Qu’est-ce que la duration d’une obligation ?
La duration mesure la sensibilité d’une obligation aux variations de taux d’intérêt. Une règle pratique : une obligation avec une duration de 7 ans perd environ 7 % de sa valeur si les taux montent de 1 %. Plus la duration est longue, plus la sensibilité est forte. Les obligations à 30 ans peuvent perdre 20-25 % pour une hausse de taux de 1 %. Pour minimiser ce risque, privilégier les obligations à courte ou moyenne échéance (2-7 ans) ou détenir jusqu’à l’échéance.
Quelle allocation obligations / actions choisir ?

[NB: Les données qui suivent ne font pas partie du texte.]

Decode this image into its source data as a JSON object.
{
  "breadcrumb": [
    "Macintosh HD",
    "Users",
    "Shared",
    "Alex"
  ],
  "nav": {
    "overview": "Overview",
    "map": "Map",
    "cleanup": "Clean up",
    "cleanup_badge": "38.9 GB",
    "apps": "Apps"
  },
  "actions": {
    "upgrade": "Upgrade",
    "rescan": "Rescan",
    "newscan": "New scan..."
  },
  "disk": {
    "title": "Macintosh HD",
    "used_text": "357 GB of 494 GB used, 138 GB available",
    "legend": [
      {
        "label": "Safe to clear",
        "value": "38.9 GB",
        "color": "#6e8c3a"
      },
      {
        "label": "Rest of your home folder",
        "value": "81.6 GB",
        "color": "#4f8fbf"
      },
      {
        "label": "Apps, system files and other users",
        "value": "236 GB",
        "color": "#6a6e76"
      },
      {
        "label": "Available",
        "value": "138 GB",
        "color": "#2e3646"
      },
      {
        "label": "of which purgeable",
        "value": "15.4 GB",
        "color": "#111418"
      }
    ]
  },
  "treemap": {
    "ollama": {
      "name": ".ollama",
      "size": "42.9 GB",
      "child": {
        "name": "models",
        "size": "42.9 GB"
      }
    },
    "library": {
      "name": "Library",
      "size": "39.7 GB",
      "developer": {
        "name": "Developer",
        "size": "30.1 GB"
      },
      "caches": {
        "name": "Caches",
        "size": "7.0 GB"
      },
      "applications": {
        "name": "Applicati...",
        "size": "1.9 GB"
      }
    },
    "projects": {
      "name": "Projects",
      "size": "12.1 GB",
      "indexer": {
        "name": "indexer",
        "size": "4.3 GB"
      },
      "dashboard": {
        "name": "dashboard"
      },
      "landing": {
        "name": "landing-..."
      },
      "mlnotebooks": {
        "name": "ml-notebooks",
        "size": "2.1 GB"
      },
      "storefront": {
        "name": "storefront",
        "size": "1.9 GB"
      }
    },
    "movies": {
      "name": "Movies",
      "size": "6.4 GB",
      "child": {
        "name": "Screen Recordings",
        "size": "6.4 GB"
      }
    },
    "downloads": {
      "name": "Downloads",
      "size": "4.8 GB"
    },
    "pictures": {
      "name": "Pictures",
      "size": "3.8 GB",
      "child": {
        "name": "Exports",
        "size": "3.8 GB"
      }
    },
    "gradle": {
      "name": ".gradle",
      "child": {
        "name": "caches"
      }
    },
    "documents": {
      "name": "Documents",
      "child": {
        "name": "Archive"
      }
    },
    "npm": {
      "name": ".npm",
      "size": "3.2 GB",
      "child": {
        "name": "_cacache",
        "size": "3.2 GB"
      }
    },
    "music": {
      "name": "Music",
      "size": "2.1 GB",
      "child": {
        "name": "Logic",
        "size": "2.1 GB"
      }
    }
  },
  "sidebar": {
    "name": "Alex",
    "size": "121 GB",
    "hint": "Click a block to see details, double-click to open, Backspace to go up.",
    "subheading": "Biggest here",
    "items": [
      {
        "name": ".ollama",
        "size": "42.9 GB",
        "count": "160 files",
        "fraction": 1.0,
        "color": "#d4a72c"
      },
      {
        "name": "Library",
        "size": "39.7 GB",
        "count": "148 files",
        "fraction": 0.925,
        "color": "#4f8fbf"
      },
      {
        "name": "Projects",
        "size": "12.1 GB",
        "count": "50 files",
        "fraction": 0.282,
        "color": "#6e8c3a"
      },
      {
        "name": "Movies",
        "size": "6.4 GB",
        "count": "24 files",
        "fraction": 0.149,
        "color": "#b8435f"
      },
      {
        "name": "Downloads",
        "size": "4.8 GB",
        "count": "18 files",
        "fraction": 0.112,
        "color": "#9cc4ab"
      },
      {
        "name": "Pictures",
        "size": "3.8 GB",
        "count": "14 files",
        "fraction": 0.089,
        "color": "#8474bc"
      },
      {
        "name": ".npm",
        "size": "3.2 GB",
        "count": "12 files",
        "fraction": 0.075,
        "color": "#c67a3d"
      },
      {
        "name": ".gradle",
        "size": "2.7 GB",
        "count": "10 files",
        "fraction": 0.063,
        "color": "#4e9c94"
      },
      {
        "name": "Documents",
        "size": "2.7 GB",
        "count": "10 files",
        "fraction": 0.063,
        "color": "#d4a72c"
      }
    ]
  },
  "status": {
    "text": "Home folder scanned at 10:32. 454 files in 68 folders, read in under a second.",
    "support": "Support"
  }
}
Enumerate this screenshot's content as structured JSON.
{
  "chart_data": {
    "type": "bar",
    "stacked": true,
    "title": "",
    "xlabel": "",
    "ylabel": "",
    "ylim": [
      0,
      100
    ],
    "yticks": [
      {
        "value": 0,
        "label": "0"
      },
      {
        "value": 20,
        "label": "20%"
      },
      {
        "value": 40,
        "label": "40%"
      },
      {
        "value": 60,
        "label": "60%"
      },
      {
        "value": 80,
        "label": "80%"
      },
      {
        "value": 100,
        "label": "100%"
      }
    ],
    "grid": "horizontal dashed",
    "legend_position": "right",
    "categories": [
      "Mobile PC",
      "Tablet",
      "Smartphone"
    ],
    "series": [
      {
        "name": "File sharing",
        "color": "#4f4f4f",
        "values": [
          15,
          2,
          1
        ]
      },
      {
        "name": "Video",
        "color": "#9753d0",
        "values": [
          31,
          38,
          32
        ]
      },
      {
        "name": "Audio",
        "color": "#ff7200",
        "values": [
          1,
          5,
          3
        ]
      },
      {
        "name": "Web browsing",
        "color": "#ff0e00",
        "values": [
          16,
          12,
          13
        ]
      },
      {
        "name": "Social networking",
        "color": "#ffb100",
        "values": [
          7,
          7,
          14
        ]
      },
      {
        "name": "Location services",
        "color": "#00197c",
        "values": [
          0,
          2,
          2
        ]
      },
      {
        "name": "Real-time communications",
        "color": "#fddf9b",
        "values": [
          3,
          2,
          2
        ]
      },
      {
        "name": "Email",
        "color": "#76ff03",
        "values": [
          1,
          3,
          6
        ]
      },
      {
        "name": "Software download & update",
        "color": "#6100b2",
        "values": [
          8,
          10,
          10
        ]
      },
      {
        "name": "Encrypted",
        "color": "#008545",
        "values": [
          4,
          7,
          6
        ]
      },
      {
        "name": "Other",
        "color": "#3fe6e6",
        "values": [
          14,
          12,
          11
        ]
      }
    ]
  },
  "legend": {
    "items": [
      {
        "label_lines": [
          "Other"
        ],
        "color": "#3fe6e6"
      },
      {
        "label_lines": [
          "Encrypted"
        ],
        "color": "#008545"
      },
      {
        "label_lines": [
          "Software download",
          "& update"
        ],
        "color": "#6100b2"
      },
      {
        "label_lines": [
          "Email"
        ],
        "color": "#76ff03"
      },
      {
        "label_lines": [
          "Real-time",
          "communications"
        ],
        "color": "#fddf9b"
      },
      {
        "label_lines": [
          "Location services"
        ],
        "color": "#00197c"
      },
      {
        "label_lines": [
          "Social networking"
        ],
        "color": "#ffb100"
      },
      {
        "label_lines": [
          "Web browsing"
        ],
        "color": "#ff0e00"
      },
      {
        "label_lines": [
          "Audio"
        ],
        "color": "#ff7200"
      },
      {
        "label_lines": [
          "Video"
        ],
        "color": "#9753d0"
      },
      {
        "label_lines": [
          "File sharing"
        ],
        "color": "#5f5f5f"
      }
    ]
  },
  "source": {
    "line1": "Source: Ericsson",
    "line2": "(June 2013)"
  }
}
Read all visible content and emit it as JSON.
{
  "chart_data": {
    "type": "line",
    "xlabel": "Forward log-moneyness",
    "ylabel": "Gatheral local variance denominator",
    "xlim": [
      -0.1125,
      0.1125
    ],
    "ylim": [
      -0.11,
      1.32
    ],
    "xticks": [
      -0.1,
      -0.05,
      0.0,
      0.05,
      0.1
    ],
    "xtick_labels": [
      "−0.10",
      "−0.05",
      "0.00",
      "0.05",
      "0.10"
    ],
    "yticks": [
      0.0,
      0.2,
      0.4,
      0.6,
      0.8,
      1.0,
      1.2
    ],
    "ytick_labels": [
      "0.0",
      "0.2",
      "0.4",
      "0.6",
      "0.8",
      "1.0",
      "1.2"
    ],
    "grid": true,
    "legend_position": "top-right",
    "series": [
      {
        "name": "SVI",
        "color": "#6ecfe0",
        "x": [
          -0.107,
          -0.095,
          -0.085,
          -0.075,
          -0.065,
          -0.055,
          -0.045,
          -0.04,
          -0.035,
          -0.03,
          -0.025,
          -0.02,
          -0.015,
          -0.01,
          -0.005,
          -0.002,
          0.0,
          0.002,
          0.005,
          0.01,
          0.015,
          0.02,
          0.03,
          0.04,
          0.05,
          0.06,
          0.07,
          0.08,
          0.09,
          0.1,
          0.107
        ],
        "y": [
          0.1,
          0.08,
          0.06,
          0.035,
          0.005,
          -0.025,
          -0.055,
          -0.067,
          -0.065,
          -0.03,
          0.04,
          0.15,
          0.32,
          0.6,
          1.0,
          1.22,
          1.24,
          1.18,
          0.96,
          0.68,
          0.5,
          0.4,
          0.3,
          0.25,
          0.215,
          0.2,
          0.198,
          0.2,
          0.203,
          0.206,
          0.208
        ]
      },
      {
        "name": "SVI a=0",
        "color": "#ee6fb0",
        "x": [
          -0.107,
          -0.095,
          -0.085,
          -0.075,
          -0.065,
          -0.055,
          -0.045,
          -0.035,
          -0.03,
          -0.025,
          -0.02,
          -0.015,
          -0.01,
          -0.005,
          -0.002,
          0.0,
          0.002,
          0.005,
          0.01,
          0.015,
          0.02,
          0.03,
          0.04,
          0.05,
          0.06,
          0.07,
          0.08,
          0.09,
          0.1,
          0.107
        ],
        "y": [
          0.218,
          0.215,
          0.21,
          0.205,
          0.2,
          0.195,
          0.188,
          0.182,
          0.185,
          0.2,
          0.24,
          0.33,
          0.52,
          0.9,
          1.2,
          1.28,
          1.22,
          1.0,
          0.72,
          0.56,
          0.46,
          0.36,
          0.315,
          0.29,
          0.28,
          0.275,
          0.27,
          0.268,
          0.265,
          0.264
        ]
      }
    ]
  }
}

La règle historique « 100 moins votre âge » donne le pourcentage à allouer aux actions, le reste aux obligations. À 30 ans : 70 % actions, 30 % obligations. À 50 ans : 50/50. À 70 ans : 30 % actions, 70 % obligations. Cette règle vise à réduire progressivement le risque à mesure que l’horizon patrimonial se raccourcit. Elle peut être ajustée selon la tolérance individuelle au risque et l’existence d’autres sources de revenus (immobilier locatif, rentes, retraite).
Que sont les obligations high yield ?
Les obligations à haut rendement (« high yield » ou « junk bonds ») sont émises par des entreprises à la notation crédit inférieure à BBB- (BB+ ou moins), donc à risque de défaut significatif. Elles offrent des rendements élevés (6-12 %) pour compenser ce risque. Historiquement, le taux de défaut annuel moyen est de 3-5 %, avec des pics à 10-15 % en période de crise. Cette classe d’actif peut avoir sa place dans un portefeuille diversifié mais uniquement de manière limitée (5-10 % maximum) et via des ETF spécialisés pour la diversification.